Carefully consider the ongoing operational and compliance monitoring responsibilities that entering into a partnership between a health system and a physician group entails. Agreements for these types of partnerships can be constructed (with health regulatory counsel advice) as low-risk arrangements but require significant time and expense. More importantly, the time and expense of monitoring the arrangement to ensure it remains consistent with guidance from legal counsel is significant. Providers should ensure that appropriate legal and compliance resources are devoted to providing regular oversight and monitoring of partnerships and management arrangements between health systems and physician groups. Arrangements that involve significant compensation between the health system and a physician group may be subject to closer scrutiny from regulators in the future.

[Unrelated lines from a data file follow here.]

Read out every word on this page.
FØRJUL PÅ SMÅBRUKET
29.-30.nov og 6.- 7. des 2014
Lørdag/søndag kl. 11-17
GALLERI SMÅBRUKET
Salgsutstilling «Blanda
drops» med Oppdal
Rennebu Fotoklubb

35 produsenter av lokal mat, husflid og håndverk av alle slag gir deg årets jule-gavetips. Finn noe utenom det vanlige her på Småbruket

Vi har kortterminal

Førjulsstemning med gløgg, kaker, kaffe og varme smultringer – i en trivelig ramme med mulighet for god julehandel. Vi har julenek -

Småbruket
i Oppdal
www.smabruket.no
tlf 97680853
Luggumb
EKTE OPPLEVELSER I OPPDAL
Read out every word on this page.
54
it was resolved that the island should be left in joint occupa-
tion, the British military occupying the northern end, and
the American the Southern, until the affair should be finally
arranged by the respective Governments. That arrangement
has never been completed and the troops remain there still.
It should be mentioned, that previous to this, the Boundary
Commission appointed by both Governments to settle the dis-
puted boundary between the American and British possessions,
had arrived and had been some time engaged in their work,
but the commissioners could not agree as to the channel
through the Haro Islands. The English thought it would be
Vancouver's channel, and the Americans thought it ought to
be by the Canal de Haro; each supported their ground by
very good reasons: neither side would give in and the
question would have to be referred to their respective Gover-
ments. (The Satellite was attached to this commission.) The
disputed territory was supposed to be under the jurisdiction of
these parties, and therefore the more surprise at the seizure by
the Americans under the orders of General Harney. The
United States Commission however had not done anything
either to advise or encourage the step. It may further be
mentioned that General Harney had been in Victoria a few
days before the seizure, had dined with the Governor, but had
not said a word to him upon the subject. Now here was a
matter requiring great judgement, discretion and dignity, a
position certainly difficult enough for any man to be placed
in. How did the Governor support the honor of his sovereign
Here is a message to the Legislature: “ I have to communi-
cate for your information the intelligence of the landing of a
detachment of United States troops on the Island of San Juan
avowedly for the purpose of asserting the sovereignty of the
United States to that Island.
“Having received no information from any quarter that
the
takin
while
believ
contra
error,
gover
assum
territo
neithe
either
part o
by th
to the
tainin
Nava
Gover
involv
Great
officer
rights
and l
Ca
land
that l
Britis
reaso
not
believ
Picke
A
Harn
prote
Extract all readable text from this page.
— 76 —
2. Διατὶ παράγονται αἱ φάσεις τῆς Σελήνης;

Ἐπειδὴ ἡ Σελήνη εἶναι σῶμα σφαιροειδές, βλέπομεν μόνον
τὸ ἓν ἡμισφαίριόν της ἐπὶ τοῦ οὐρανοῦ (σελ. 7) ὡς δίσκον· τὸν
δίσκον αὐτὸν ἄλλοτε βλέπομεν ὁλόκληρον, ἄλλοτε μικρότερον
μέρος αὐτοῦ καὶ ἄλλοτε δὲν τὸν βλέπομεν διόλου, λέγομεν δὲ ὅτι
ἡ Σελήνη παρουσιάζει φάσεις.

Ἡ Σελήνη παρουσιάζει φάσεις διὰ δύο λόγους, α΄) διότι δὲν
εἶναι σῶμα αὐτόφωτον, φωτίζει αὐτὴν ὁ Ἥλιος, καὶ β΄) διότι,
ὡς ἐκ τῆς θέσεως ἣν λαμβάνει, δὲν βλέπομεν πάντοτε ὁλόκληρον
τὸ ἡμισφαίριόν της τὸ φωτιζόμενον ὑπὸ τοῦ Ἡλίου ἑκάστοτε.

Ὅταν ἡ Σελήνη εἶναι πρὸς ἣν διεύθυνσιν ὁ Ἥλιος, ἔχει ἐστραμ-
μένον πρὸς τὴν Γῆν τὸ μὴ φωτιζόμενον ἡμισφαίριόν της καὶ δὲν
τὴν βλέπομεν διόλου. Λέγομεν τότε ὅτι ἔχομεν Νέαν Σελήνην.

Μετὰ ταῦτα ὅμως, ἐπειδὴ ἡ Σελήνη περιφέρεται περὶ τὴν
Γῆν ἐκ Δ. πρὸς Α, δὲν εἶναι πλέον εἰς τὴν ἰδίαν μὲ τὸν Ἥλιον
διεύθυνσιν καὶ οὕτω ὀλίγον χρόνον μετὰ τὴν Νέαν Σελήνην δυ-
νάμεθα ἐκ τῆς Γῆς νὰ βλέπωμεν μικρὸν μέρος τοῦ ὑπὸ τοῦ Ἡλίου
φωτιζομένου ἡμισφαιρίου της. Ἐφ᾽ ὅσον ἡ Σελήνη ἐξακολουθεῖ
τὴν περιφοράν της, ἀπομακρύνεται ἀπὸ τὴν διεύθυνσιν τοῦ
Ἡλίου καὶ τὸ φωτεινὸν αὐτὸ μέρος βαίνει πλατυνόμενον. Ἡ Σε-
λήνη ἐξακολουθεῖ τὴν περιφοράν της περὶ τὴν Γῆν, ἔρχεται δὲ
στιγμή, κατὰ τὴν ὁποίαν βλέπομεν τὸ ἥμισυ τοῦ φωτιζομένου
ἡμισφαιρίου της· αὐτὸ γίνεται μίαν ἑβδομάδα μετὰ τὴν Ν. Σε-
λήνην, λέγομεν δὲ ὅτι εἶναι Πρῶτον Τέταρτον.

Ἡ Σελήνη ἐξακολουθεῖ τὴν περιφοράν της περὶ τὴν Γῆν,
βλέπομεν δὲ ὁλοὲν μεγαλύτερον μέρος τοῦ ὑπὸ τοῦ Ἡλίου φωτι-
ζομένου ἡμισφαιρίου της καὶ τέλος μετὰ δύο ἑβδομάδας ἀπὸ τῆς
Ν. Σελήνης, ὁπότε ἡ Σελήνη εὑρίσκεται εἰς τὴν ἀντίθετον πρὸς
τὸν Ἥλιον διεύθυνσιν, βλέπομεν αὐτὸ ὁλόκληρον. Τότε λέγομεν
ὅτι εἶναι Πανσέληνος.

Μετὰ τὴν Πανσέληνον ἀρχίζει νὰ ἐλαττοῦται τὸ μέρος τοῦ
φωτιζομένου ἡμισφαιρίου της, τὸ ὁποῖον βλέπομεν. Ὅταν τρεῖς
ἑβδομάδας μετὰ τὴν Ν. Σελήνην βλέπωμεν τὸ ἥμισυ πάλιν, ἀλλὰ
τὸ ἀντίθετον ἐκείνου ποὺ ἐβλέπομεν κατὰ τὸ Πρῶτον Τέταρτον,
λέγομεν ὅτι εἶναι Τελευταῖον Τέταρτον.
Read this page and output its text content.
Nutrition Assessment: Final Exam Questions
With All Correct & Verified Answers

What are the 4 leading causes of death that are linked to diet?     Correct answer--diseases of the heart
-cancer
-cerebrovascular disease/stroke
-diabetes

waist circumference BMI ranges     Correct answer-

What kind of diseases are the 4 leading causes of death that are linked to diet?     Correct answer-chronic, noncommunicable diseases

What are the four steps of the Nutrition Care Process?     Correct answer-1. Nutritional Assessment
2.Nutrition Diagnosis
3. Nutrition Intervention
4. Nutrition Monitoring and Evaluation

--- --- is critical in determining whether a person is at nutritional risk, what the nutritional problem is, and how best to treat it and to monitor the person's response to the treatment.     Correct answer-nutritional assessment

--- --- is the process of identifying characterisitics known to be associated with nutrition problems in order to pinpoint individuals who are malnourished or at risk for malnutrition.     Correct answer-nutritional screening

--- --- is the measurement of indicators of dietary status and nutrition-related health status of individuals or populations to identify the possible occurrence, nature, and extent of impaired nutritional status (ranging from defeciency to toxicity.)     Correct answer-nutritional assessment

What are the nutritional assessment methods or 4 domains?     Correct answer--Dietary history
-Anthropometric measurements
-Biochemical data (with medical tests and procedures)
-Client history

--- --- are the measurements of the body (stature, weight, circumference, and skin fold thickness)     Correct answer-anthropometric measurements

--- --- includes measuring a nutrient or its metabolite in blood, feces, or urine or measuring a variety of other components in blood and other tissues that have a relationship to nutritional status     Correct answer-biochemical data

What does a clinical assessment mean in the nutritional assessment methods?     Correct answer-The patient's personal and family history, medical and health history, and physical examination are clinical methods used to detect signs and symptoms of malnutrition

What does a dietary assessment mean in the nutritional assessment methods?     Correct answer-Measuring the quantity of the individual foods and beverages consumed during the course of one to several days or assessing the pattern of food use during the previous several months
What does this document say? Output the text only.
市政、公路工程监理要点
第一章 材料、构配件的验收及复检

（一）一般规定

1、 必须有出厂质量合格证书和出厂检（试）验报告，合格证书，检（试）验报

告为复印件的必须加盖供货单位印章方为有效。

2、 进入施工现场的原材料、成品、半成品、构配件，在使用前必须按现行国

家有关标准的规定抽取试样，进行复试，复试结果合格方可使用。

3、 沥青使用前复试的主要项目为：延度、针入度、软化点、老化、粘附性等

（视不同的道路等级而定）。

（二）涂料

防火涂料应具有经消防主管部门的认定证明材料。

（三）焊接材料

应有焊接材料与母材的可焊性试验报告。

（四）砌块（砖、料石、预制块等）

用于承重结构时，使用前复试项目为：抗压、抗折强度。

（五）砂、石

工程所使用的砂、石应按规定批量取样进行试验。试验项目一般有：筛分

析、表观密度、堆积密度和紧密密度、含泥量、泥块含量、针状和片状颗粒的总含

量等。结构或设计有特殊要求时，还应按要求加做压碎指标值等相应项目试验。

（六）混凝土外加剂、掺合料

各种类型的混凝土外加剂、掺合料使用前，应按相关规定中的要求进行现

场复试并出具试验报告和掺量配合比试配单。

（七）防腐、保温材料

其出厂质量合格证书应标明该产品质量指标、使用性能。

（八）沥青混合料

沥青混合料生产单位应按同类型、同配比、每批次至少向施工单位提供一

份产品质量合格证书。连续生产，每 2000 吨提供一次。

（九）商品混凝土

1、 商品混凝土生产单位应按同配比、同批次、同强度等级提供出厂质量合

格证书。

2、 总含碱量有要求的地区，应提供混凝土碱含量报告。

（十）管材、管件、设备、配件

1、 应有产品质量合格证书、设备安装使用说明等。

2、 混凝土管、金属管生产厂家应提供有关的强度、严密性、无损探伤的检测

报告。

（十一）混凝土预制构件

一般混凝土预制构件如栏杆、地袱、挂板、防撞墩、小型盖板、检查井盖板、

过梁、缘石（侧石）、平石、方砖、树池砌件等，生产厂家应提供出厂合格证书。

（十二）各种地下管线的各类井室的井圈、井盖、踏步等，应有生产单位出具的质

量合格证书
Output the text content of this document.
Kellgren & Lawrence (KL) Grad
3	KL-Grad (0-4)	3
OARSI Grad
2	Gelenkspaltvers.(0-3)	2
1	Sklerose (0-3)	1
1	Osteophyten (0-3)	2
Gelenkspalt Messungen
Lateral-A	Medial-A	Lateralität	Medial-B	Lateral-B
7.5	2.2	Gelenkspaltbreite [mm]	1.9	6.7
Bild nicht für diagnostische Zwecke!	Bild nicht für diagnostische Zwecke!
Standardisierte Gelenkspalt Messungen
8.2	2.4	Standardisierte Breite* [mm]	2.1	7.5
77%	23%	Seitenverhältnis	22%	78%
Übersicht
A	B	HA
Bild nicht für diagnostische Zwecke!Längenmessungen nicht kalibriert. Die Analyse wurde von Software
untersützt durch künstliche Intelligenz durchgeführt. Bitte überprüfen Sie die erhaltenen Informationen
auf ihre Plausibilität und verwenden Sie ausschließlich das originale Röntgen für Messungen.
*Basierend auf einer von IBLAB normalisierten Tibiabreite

As this case demonstrates, even when set up properly, ongoing monitoring is crucial to ensure that parties can defend the arrangement if necessary.
Parties to management arrangements between a hospital and a physician group should carefully review the fair market value support documenting the service fees paid to the physician group, and should ensure that the arrangement is bolstered by supporting documentation such as timesheets, regular meeting minutes and other appropriate contemporaneous documentation.
This case highlights both the importance of fair market valuation opinions and the risks involved if valuation opinions do not support the terms of a party’s agreement. DOJ alleged that, to support an increase in the fees under the MSA, the parties obtained multiple valuations and used the higher valuation to support increased fees. Both parties to an arrangement should invest appropriate time and attention to ensure valuation opinions properly reflect the terms of the parties’ business arrangements, including modifications to fees and services over the course of an arrangement.